Gone are the days when aspiring athletes had to choose whether they wanted to pound the pavements or lift weights in the gym. Studies have repeatedly shown the two can work symbiotically to form a stronger, faster and more efficient runner. Plus, the stronger your muscles and connective tissues are, the less likely you are to get injured. That's why we recommend strength training one to two times a week, if you can. And one way that you can make it easier to fit in is by doing it at home.
Why buy an adjustable dumbbell?
'Why should I buy an adjustable dumbbell over a trusty fixed weight pair?' you say. We’re glad you asked.
Though the humble dumbbell is the ultimate home workout tool, adjustable incarnations offer more versatility, thanks to their wide variety of weight options. A lone adjustable weight will let you add progressively heavier loads to your squats, deadlifts, presses, rows and more, all of which (when paired with the right nutrition) build functional muscle.
Adjustable dumbbells might look pricey on the face of it, but they offer a multitude of different weights in one compact package. So, you can up the load as your strength grows to make sure your muscles are continually challenged. This saves you from having to splash £50+ on a new set of fixed dumbbells when your current weights start to feel too light.
While social media often portrays home gyms as spacious and well-equipped, the reality is many of us are lifting in our living rooms.

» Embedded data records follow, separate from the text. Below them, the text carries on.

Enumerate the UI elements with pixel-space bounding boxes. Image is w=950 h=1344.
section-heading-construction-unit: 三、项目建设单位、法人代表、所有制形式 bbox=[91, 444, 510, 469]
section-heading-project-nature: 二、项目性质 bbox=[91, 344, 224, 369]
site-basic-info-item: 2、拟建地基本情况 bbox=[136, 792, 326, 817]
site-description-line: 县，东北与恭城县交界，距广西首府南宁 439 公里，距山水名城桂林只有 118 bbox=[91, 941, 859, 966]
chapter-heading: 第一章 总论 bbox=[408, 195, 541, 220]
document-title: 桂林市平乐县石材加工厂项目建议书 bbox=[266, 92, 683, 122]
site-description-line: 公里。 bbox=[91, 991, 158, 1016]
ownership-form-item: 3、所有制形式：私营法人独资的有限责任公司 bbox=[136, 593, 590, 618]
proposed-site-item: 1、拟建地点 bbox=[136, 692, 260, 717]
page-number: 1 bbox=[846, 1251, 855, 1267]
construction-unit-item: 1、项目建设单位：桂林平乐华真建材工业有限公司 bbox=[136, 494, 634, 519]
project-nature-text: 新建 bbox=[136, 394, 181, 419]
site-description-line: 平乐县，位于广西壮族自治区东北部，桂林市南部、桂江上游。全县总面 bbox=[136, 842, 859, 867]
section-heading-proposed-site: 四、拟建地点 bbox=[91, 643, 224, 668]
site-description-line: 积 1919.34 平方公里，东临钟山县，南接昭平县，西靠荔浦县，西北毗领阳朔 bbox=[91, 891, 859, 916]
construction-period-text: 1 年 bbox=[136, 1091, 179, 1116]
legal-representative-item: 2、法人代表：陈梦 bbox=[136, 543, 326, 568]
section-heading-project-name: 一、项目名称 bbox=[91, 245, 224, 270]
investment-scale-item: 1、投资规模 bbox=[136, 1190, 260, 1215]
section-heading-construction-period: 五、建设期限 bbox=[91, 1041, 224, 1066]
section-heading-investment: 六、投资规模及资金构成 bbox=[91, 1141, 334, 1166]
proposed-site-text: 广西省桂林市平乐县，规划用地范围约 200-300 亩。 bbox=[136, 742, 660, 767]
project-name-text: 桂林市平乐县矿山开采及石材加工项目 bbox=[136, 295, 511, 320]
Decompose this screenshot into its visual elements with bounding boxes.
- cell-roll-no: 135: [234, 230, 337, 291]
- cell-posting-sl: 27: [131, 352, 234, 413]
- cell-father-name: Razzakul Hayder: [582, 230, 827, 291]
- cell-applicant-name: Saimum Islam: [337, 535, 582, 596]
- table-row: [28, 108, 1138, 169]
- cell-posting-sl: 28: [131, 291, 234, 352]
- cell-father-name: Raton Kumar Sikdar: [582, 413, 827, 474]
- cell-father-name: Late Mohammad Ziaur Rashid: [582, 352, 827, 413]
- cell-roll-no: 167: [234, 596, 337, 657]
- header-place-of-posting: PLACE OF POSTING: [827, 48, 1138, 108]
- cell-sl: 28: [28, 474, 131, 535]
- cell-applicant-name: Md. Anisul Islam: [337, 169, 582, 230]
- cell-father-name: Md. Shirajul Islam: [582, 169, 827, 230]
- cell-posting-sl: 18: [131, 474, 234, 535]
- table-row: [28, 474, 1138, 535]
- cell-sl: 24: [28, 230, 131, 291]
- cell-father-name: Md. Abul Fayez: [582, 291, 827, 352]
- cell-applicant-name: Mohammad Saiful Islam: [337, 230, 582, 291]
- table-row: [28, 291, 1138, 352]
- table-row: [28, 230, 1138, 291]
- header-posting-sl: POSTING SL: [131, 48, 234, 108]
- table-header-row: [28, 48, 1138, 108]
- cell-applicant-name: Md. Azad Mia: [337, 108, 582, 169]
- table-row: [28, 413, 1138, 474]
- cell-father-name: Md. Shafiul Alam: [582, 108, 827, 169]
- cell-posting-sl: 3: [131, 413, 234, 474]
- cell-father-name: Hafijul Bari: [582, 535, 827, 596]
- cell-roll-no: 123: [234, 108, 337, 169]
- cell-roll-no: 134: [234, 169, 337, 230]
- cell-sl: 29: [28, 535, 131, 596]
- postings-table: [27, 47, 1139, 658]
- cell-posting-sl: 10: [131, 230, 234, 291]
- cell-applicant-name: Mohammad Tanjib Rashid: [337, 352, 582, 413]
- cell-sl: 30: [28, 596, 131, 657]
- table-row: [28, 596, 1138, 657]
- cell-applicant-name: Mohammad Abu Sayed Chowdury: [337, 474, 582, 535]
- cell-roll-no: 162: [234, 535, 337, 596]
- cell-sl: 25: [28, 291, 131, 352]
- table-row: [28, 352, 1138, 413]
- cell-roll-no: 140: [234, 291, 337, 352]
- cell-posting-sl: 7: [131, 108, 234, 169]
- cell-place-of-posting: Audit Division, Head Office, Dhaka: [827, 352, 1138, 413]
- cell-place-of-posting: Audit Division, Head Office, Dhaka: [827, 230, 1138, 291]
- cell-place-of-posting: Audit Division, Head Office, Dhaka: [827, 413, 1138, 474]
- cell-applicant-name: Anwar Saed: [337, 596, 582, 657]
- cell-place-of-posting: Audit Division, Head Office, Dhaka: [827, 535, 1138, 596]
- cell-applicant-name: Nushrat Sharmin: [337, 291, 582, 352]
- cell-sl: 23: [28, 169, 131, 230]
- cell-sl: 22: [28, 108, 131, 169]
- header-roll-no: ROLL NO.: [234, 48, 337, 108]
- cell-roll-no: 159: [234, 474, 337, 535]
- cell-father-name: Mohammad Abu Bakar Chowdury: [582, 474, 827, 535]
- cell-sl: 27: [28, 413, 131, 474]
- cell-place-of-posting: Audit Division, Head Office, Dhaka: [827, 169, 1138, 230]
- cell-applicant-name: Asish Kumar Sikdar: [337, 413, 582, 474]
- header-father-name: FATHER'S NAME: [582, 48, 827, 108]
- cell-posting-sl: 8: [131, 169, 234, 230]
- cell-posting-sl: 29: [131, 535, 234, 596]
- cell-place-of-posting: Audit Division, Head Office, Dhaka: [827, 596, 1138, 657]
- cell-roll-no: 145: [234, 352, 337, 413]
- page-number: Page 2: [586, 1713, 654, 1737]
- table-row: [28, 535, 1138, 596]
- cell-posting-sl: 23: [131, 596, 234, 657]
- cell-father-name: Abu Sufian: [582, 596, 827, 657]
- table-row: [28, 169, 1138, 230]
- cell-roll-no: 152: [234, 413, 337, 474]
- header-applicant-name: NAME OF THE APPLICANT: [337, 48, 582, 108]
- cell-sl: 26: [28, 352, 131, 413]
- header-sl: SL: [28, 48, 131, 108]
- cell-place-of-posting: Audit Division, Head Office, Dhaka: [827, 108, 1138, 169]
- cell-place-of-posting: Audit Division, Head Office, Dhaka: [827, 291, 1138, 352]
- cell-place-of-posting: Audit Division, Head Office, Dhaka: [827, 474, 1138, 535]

If so, you probably don’t have space for a bulky rack of dumbbells taking up an entire wall of your house. However, adjustable dumbbells mean you can still have just as many weight options, while taking up the equivalent space of a footstool.
What are the types of adjustable dumbbells?
This is what to expect from each category:
About: These classic dumbbells are usually bought as a set containing two bars, several smaller weight plates and four spinlock collars. The collars spin into place along the grooved ends of each bar to secure the plates. Add more as required.
Strengths: The lack of tech means they are cheaper and more straightforward to use than other adjustable dumbbells. Often made from cast iron, the best pairs are also hardy, durable and reliable.
Weakness: You have to spin the collars on and off every time you want to change the weight, making this a lengthy process. They also tend to have a lower maximum weight than dial and digital dumbbells.
About: As well as a central bar and weight plates, these dumbbells also come with a holding. To change the weight, load them into the dock and use labelled dials on either end to select an appropriate load. The necessary weight plates will then attach to the central bar, while any that are surplus to requirements will be neatly left behind when you lift the dumbbell out of the dock.
Strengths: With up to 40kg per weight (courtesy of the brawny team at MuscleSquad) dial dumbbells can be a good option for seasoned lifters. Changing the weight is quick and easy, and they store neatly in their holding docks.
Weakness: We found some dial adjustable dumbbells could be a bit clunky to load in and out of their holding docks, and those with metal plates would rattle when pressed overhead. The plastic casing on the Bowflex’s plates proved to be a quick fix to this, though.
About: One for the tech-heads among you, changing the weight of a digital adjustable dumbbell is a swift and painless process. Simply load it into the holding dock, select your weight using a button-controlled LCD screen on the dock and the weights themselves will take care of the rest. As with dial dumbbells, the required plates will automatically attach, and the rest will be left orderly stored in the dock.
Strengths: Changing the weight of these dumbbells couldn’t be less labour intensive. The digital weights we tested were also sturdy, compact and came as a pair, meaning we weren’t limited to unilateral (single-sided) movements.
Weakness: These dumbbells have to be plugged into the wall to change the load, and the maximum weight of the pair we tested (the Jaxjox’s 22.7kg) might not be enough for those well-versed in strength training.
How we test
As you scroll, know that each and every adjustable dumbbell you see before you has been put to the test by our Runner’s World Lab experts.
First, they checked how easy it was to change the weight, making sure the plates loaded smoothly and felt secure. Then they took them for a spin, working their way through a session of strength training staples including squats, lunges, curls and pressing movements, before awarding each one a score for its design, ease of use and performance.
The best adjustable dumbbells were effortless to load, felt as solid as a fixed dumbbell and were easy to wield, with a good variety of weight options.